# Module 1: Late Interaction Basics

Define a simple query and two documents to compare how different embedding approaches represent them.

In [1]:
documents = [
    "Qdrant is an AI-native vector database and a semantic search engine",
    "Relational databases are not well-suited for search",
]
query = "What is Qdrant?"

## Single-Vector Embeddings (No Interaction)

In [2]:
from fastembed import TextEmbedding

# Load the BAAI/bge-small-en-v1.5 model
dense_model = TextEmbedding("BAAI/bge-small-en-v1.5")
# Pass the documents through the model. The .passage_embed 
# method returns a generator we can iterate over and is 
# supposed to be used for the documents only.
dense_generator = dense_model.passage_embed(documents)
# Running next on the generator yields one vector at
# the time, representing a single document.
dense_vector = next(dense_generator)
dense_vector.shape

(384,)

In [3]:
# Generate a dense vector for the query as well, using 
# the .query_embed method this time.
dense_query_vector = next(dense_model.query_embed(query))
dense_query_vector.shape

(384,)

Compute dot product similarity between the query and each document. Higher scores indicate stronger semantic matches.

In [4]:
import numpy as np

# Calculate the dot product between the query
# and the first document vector
np.dot(dense_query_vector, dense_vector)

0.6554835

Now compare the same query against the second document.

In [5]:
# Calculate the dot product between the same query
# and the second document vectors
np.dot(dense_query_vector, next(dense_generator))

0.43436375

## Cross-Encoders (Early Interaction)

In [6]:
from fastembed.rerank.cross_encoder import TextCrossEncoder

# Load the Xenova/ms-marco-MiniLM-L-6-v2 cross encoder model
cross_encoder = TextCrossEncoder("Xenova/ms-marco-MiniLM-L-6-v2")
# Run .rerank method on the query and all the documents.
# It does not create any vector representations, but gives
# the score indicating the relevance of the document for
# the provided query.
score_generator = cross_encoder.rerank(query, documents)
list(score_generator)

[10.133832931518555, -11.428644180297852]

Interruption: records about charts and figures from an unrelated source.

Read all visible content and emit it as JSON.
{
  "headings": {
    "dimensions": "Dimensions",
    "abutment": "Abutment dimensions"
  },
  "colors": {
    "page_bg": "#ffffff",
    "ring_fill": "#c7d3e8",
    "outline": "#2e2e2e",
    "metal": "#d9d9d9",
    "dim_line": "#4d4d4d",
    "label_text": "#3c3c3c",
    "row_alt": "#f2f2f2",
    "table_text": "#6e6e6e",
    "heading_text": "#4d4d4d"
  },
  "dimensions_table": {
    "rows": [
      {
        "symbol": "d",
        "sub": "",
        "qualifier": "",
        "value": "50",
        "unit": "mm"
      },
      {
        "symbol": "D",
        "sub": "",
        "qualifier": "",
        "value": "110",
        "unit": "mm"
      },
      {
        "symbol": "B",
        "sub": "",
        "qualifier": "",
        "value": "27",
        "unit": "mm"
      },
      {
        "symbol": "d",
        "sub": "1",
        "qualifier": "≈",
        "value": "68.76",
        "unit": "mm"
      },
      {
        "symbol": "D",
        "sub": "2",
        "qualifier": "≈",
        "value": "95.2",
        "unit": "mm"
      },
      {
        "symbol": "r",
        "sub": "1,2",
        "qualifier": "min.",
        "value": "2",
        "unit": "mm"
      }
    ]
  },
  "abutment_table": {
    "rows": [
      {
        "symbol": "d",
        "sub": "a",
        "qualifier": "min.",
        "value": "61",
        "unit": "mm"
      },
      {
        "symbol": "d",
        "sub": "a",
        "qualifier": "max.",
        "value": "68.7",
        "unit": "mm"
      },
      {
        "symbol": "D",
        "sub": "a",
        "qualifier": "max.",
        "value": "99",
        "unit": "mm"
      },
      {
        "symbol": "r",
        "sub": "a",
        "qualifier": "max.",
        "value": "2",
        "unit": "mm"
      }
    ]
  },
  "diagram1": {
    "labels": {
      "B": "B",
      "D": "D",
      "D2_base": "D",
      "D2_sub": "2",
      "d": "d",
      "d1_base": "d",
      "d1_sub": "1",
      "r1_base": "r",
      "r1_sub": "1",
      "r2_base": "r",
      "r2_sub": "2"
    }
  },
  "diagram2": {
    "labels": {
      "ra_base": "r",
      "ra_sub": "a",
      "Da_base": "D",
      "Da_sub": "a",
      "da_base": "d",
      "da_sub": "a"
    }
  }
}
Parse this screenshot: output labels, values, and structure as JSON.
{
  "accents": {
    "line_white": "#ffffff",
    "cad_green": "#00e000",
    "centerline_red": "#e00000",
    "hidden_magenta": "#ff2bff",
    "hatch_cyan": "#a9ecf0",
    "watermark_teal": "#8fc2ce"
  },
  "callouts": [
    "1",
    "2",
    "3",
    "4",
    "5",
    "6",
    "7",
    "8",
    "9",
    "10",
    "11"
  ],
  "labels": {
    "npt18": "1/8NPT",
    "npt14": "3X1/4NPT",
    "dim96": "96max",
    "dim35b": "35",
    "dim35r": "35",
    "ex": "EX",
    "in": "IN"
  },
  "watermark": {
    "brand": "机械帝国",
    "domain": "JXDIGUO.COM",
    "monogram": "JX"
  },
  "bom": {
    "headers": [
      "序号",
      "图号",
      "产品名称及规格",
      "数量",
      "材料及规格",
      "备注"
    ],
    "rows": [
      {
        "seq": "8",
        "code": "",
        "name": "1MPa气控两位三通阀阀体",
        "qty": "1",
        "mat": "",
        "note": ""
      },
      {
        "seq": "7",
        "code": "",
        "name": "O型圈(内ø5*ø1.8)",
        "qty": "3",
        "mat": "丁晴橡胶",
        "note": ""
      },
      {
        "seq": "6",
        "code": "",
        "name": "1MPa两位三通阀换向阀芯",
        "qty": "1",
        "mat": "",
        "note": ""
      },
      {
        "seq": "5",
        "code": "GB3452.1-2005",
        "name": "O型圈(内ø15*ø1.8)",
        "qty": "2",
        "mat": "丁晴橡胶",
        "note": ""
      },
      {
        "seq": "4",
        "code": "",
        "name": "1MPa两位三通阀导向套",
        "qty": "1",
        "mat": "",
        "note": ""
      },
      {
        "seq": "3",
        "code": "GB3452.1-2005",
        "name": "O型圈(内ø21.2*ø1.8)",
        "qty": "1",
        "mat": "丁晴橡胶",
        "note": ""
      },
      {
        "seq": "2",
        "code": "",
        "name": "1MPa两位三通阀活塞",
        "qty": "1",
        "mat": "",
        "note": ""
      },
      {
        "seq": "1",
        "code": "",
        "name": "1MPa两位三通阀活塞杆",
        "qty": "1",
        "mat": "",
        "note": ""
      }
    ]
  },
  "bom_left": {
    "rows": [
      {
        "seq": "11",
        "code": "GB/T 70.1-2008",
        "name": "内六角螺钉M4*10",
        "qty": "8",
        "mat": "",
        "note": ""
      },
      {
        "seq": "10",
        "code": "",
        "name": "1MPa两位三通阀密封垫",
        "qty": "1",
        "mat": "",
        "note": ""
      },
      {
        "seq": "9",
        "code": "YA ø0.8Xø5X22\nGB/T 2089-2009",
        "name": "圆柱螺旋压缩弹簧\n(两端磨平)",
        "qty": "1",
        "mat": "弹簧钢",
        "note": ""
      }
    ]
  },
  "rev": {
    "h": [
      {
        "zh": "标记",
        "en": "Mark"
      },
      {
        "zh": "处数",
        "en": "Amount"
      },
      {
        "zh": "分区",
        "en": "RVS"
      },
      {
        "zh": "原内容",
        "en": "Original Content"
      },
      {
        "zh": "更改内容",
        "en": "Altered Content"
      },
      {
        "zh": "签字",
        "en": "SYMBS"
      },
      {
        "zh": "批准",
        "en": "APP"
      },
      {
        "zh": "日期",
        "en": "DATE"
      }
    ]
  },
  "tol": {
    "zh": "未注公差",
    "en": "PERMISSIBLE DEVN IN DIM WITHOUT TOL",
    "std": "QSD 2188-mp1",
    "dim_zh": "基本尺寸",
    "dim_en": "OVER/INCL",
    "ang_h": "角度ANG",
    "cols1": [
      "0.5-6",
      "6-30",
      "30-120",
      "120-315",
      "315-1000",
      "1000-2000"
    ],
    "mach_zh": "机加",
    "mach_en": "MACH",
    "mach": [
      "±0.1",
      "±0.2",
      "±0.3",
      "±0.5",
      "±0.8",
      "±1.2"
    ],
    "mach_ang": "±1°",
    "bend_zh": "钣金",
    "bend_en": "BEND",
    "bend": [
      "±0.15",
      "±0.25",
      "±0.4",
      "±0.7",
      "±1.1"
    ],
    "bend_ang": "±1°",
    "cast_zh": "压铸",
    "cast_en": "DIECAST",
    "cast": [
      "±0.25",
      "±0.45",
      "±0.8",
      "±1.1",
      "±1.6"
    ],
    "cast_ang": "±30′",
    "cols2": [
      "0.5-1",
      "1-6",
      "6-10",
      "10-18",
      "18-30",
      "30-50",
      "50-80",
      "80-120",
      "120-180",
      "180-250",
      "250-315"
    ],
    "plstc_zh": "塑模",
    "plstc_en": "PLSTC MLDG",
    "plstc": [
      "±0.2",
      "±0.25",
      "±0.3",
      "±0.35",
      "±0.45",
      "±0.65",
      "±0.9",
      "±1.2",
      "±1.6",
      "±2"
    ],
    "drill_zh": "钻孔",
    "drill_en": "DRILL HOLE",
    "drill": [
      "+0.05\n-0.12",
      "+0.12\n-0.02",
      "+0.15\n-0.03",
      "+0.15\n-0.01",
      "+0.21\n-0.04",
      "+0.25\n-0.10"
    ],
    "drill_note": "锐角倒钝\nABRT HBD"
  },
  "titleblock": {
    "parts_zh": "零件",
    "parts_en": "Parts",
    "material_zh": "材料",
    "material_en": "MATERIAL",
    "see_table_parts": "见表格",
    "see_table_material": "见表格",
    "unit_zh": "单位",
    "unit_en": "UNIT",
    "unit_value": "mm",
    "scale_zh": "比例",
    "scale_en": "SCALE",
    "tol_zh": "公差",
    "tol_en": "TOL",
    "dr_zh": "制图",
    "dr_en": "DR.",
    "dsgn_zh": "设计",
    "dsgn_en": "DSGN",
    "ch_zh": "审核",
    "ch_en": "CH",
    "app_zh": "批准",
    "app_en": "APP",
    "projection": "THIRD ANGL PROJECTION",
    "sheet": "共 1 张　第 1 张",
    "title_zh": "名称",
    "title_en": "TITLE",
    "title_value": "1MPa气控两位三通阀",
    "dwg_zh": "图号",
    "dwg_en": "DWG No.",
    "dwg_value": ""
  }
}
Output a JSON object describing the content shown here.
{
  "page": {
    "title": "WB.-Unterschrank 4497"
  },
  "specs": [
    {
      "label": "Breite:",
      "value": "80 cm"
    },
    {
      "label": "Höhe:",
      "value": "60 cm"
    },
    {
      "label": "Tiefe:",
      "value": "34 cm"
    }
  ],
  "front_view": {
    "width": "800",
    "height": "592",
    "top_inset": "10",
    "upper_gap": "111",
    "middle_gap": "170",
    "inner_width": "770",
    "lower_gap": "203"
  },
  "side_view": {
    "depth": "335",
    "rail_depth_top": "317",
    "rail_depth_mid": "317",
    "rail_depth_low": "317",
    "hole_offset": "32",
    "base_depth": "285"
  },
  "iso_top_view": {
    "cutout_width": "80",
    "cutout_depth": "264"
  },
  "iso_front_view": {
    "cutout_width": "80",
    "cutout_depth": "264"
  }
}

## Late Interaction: The Core Paradigm

### The ColBERT Approach

In [10]:
from fastembed import LateInteractionTextEmbedding

# Load the colbert-ir/colbertv2.0 model
colbert_model = LateInteractionTextEmbedding("colbert-ir/colbertv2.0")
# Run .passage_embed on all the documents and create
# a generator of the multi-vector representations
colbert_generator = colbert_model.passage_embed(documents)
colbert_vector = next(colbert_generator)
colbert_vector.shape

(17, 128)

In [11]:
# Create multi-vector representation for the query
colbert_query_vector = next(colbert_model.query_embed(query))
colbert_query_vector.shape

(32, 128)